The thing is, we do this to ourselves. We announce the same fare increase multiple times a year, so that people are under the impression that fares are continually rising. The fares go up every January, usually by RPI+1%. Then last budget the government announced that for the next few years, fares would increase by RPI+3% (except Scotrail, who would stick to the +1% arrangement). So everyone had a good moan about fare rises.
Then in July every year, ATOC announces any fare rises being implemented in August. These are usually few and far between, but they give the newspapers another chance to kick the industry. Come November, the chancellor announced that actually he's going back to the +1%. And then just before Christmas, every year, the industry announces what those fare increases will be.
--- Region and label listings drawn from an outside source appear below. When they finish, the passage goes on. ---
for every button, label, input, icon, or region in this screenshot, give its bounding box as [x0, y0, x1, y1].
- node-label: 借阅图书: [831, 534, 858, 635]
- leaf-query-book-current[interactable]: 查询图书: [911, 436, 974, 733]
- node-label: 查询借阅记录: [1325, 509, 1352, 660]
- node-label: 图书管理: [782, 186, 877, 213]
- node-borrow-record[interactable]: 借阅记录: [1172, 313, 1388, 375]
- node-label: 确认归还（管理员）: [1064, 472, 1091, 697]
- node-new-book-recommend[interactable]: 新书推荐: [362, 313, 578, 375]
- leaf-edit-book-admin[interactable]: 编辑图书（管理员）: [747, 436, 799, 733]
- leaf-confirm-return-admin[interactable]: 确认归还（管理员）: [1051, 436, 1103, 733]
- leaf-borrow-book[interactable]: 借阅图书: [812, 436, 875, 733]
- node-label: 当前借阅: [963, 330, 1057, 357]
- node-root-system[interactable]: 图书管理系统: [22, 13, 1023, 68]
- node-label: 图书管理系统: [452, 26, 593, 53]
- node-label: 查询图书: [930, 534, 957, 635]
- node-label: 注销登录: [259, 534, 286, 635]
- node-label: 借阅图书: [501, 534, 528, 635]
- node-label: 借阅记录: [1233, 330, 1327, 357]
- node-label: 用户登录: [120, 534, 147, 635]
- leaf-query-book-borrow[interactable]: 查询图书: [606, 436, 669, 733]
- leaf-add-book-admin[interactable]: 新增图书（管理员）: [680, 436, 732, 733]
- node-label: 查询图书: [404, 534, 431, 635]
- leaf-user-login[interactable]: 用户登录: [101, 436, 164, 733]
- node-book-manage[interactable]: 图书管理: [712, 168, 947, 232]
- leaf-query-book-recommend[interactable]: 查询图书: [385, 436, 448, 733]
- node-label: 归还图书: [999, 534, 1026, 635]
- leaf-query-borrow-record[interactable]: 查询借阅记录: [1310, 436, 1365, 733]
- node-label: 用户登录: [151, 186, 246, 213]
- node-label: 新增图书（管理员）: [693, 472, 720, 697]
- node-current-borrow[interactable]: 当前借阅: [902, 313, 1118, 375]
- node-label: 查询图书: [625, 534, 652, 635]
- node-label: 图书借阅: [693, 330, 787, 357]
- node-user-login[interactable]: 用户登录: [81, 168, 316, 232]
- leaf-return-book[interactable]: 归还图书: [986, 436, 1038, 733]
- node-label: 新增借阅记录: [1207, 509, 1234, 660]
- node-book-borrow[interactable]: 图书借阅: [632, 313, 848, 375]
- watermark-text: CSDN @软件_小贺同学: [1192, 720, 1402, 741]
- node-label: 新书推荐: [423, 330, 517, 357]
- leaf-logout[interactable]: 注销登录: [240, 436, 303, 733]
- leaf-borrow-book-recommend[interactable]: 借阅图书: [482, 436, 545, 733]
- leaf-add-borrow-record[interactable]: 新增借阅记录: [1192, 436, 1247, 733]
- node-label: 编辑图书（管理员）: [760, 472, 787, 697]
In January, the newspapers have another easy story about "commuter misery" on the day of the fare rise.
So that's 5 headlines a year about the same fare increase, giving the impression that train fares are continually rising. They're not.
But there's an easy way out of this: petrol equivalent. The idea is simple: you charge the equivalent of what the journey would cost you if you were driving in a car. Obviously the oil price is volatile so you'd have to peg it somehow (maybe a maximum fare, or the average miles per gallon of a family car). The public would know why they're being charged that amount for their journey, and the newspapers would lay off the industry. They can hardly moan about the cost of a train ticket when the cost of filling the car with petrol is the same, can they?
Alternatively, charge by the mile. All journeys would be charged the same amount per mile, so everyone knows what they should be paying depending on how far they're going. 25p per mile would see a Glasgow to Edinburgh fare at £10, while Edinburgh to London would be £82.50.
The fare structure needs a good shake-up, to make it fairer for all.

1 comments:
The problem with that 25p per mile fare is that it'd raise prices. At the moment I pay £116 for a return between Glasgow and London (including inexplicable booking fees).
My solution would be to properly tax air travel, and to massively, sadistically tax internal flights within the mainland UK. The money raised could go towards subsidising rail fares.